Constrained Ensemble Exploration for Unsupervised Skill Discovery

Authors: Chenjia Bai, Rushuai Yang, Qiaosheng Zhang, Kang Xu, Yi Chen, Ting Xiao, Xuelong Li

ICML 2024 | Conference PDF | Archive PDF | Plain Text | LLM Run Details

Reproducibility Variable Result LLM Response
Research Type Experimental Based on extensive experiments on several challenging tasks, we find our method learns well-explored ensemble skills and achieves superior performance in various downstream tasks compared to previous methods. In this section, we compare the performance of unsupervised RL methods in challenging URLB tasks (Laskin et al., 2021). We also conduct experiments in a maze to illustrate the learned skills in a continuous 2D space. We finally conduct visualizations and ablation studies of our method.
Researcher Affiliation Collaboration 1Shanghai Artificial Intelligence Laboratory 2Shenzhen Research Institute of Northwestern Polytechnical University 3Hong Kong University of Science and Technology 4Tencent 5East China University of Science and Technology 6The Institute of Artificial Intelligence (Tele AI), China Telecom.
Pseudocode Yes We give algorithmic descriptions of the pretraining and finetuning stages in Algorithm 1 and Algorithm 2, respectively. (Algorithm 1: Unsupervised Pretraining of CeSD, Algorithm 2: Downstream Finetuning of CeSD)
Open Source Code Yes The open-sourced code is available at https://github.com/Baichenjia/CeSD.
Open Datasets Yes We evaluate CeSD in the URLB benchmark (Laskin et al., 2021). There are three domains (i.e., Walker, Quadruped, and Jaco), and each domain has four different downstream tasks. The environment is based on DMC (Tassa et al., 2018).
Dataset Splits No The paper specifies training steps (2M steps pre-training, 100K steps fine-tuning) and uses a mini-batch size of 1024, but it does not explicitly describe dataset splits for training, validation, or testing using percentages, sample counts, or references to predefined splits.
Hardware Specification No The paper mentions, "pretraining one seed of CeSD for 2M steps takes about 11 hours while fine-tuning downstream tasks for 100k steps takes about 20 minutes with a single 4090 GPU" as an example. However, it does not provide comprehensive or specific hardware specifications (e.g., CPU, memory, number of GPUs used for all experiments, cloud computing instance types) for running all experiments.
Software Dependencies No Table 1 lists hyperparameters for the Adam optimizer and agent update frequency, but the paper does not specify version numbers for core software components such as Python, PyTorch, TensorFlow, or CUDA libraries, which are essential for reproducibility.
Experiment Setup Yes In the unsupervised training stage, each method is trained for 2M steps with its intrinsic reward.
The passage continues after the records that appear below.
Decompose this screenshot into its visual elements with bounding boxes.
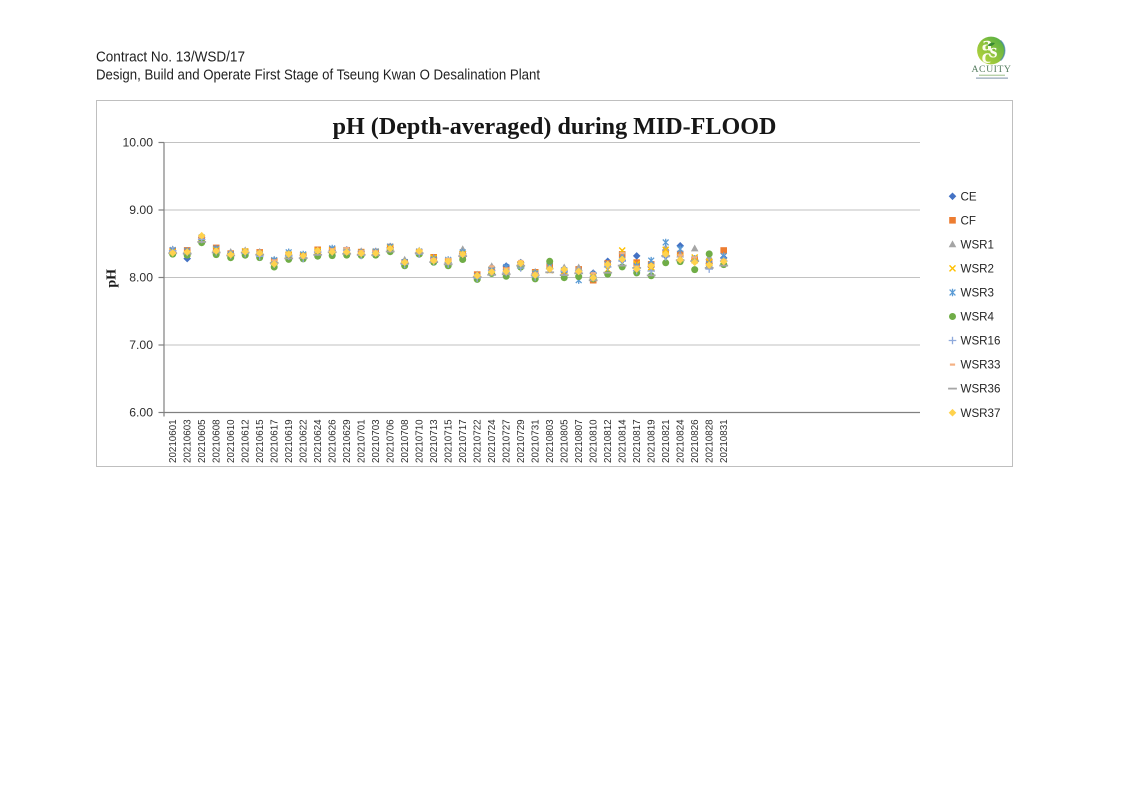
svg-text:20210826: 20210826 bbox=[690, 419, 701, 463]
svg-text:9.00: 9.00 bbox=[129, 203, 153, 217]
svg-text:20210828: 20210828 bbox=[705, 419, 716, 463]
svg-text:20210612: 20210612 bbox=[241, 419, 252, 463]
svg-text:20210819: 20210819 bbox=[647, 419, 658, 463]
svg-text:20210703: 20210703 bbox=[371, 419, 382, 463]
svg-text:20210610: 20210610 bbox=[226, 419, 237, 463]
svg-text:7.00: 7.00 bbox=[129, 338, 153, 352]
svg-text:WSR37: WSR37 bbox=[961, 407, 1001, 420]
svg-text:CE: CE bbox=[961, 190, 977, 203]
svg-text:20210629: 20210629 bbox=[342, 419, 353, 463]
svg-text:20210706: 20210706 bbox=[386, 419, 397, 463]
svg-text:20210713: 20210713 bbox=[429, 419, 440, 463]
svg-text:20210722: 20210722 bbox=[473, 419, 484, 463]
svg-text:20210724: 20210724 bbox=[487, 419, 498, 463]
svg-text:s: s bbox=[990, 40, 998, 62]
svg-text:20210807: 20210807 bbox=[574, 419, 585, 463]
svg-text:8.00: 8.00 bbox=[129, 271, 153, 285]
svg-text:10.00: 10.00 bbox=[123, 136, 154, 150]
svg-text:Design, Build and Operate Firs: Design, Build and Operate First Stage of… bbox=[96, 67, 540, 83]
svg-text:20210731: 20210731 bbox=[531, 419, 542, 463]
svg-text:20210817: 20210817 bbox=[632, 419, 643, 463]
svg-text:WSR1: WSR1 bbox=[961, 239, 995, 252]
svg-text:20210812: 20210812 bbox=[603, 419, 614, 463]
svg-text:20210727: 20210727 bbox=[502, 419, 513, 463]
svg-text:20210619: 20210619 bbox=[284, 419, 295, 463]
svg-text:20210701: 20210701 bbox=[357, 419, 368, 463]
svg-text:20210617: 20210617 bbox=[270, 419, 281, 463]
svg-text:a: a bbox=[982, 31, 993, 55]
svg-text:WSR16: WSR16 bbox=[961, 335, 1001, 348]
svg-text:20210803: 20210803 bbox=[545, 419, 556, 463]
svg-text:20210810: 20210810 bbox=[589, 419, 600, 463]
svg-text:20210715: 20210715 bbox=[444, 419, 455, 463]
svg-text:20210814: 20210814 bbox=[618, 419, 629, 463]
svg-text:Contract No. 13/WSD/17: Contract No. 13/WSD/17 bbox=[96, 50, 245, 66]
svg-text:20210805: 20210805 bbox=[560, 419, 571, 463]
svg-text:20210710: 20210710 bbox=[415, 419, 426, 463]
svg-text:WSR4: WSR4 bbox=[961, 311, 995, 324]
svg-text:pH: pH bbox=[105, 269, 120, 288]
svg-text:20210605: 20210605 bbox=[197, 419, 208, 463]
svg-text:20210821: 20210821 bbox=[661, 419, 672, 463]
svg-text:20210729: 20210729 bbox=[516, 419, 527, 463]
svg-text:20210626: 20210626 bbox=[328, 419, 339, 463]
svg-text:20210824: 20210824 bbox=[676, 419, 687, 463]
svg-text:20210615: 20210615 bbox=[255, 419, 266, 463]
svg-text:WSR2: WSR2 bbox=[961, 263, 995, 276]
svg-text:20210603: 20210603 bbox=[183, 419, 194, 463]
svg-text:WSR36: WSR36 bbox=[961, 383, 1001, 396]
svg-text:20210608: 20210608 bbox=[212, 419, 223, 463]
svg-text:20210624: 20210624 bbox=[313, 419, 324, 463]
svg-text:20210708: 20210708 bbox=[400, 419, 411, 463]
svg-text:6.00: 6.00 bbox=[129, 406, 153, 420]
svg-text:20210831: 20210831 bbox=[719, 419, 730, 463]
svg-text:20210601: 20210601 bbox=[168, 419, 179, 463]
svg-text:WSR33: WSR33 bbox=[961, 359, 1001, 372]
svg-text:WSR3: WSR3 bbox=[961, 287, 995, 300]
svg-text:pH (Depth-averaged) during MID: pH (Depth-averaged) during MID-FLOOD bbox=[333, 114, 777, 140]
svg-text:ACUITY: ACUITY bbox=[971, 64, 1011, 75]
svg-text:20210622: 20210622 bbox=[299, 419, 310, 463]
svg-text:20210717: 20210717 bbox=[458, 419, 469, 463]
svg-text:CF: CF bbox=[961, 214, 976, 227]
svg-text:c: c bbox=[982, 44, 991, 68]
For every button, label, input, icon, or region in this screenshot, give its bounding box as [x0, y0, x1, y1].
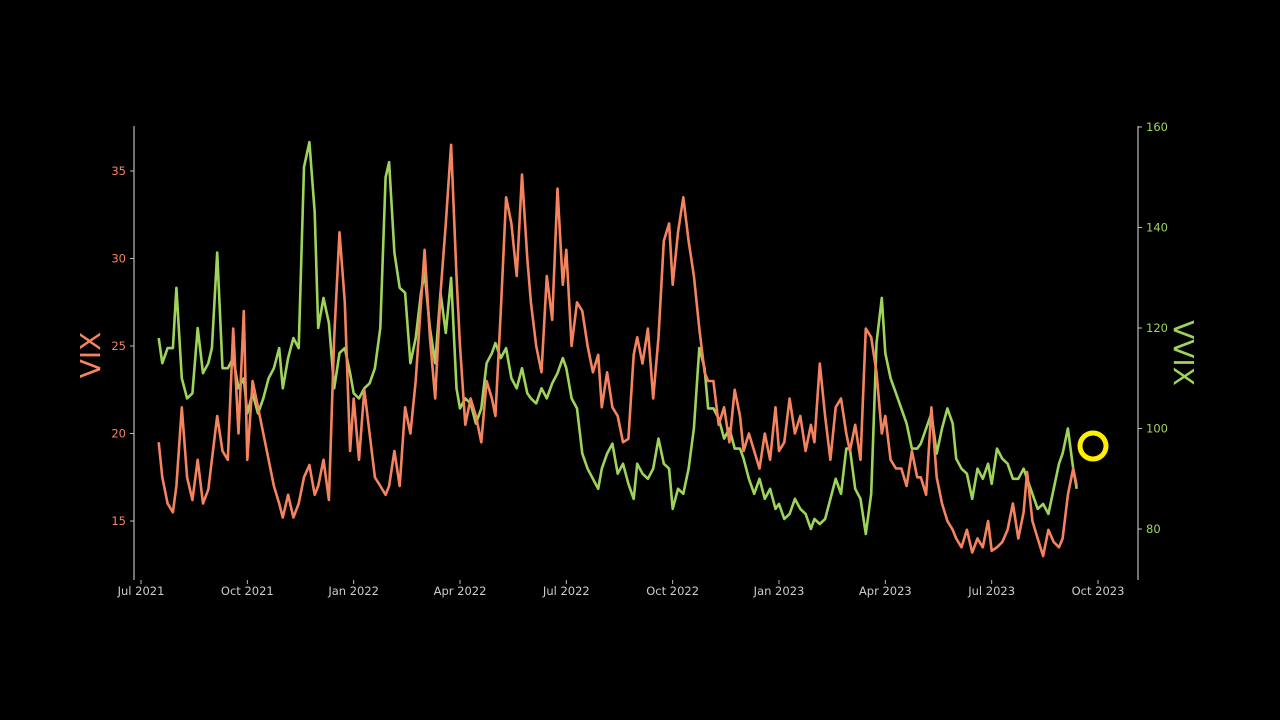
date-tick-label: Jan 2023	[753, 584, 805, 598]
vix-tick-label: 25	[111, 339, 126, 353]
date-tick-label: Apr 2023	[859, 584, 912, 598]
plot-lines	[157, 140, 1078, 558]
vvix-tick-label: 120	[1146, 321, 1168, 335]
highlight-circle-marker	[1077, 430, 1109, 462]
vvix-tick-label: 160	[1146, 120, 1168, 134]
vix-axis-title: VIX	[74, 332, 107, 379]
vvix-line	[157, 140, 1078, 536]
vvix-axis-title: VVIX	[1167, 320, 1200, 386]
date-tick-label: Oct 2022	[646, 584, 699, 598]
right-y-axis-vvix: 80 100 120 140 160	[1137, 120, 1168, 580]
date-tick-label: Jul 2022	[542, 584, 590, 598]
vvix-tick-label: 100	[1146, 422, 1168, 436]
vix-tick-label: 20	[111, 427, 126, 441]
x-axis-dates: Jul 2021 Oct 2021 Jan 2022 Apr 2022 Jul 2022…	[117, 580, 1125, 598]
date-tick-label: Jul 2023	[967, 584, 1015, 598]
vvix-tick-label: 140	[1146, 221, 1168, 235]
left-y-axis-vix: 15 20 25 30 35	[111, 126, 135, 580]
vix-tick-label: 35	[111, 164, 126, 178]
vix-tick-label: 30	[111, 252, 126, 266]
vix-tick-label: 15	[111, 514, 126, 528]
vvix-tick-label: 80	[1146, 522, 1161, 536]
date-tick-label: Oct 2021	[221, 584, 274, 598]
date-tick-label: Apr 2022	[434, 584, 487, 598]
date-tick-label: Jul 2021	[117, 584, 165, 598]
date-tick-label: Jan 2022	[327, 584, 379, 598]
vix-line	[157, 143, 1078, 558]
date-tick-label: Oct 2023	[1072, 584, 1125, 598]
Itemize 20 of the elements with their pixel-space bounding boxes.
Then we randomly sample a skill as the policy condition and fine-tune the policy for 100K steps in each downstream task for fast adaptation. We run 10 random seeds for each baseline... Table 1 summarizes the hyperparameters of our method and the basic DDPG algorithm for all methods, including replay buffer capacity (10^6), mini-batch size (1024), discount (0.99), and learning rate (10^-4).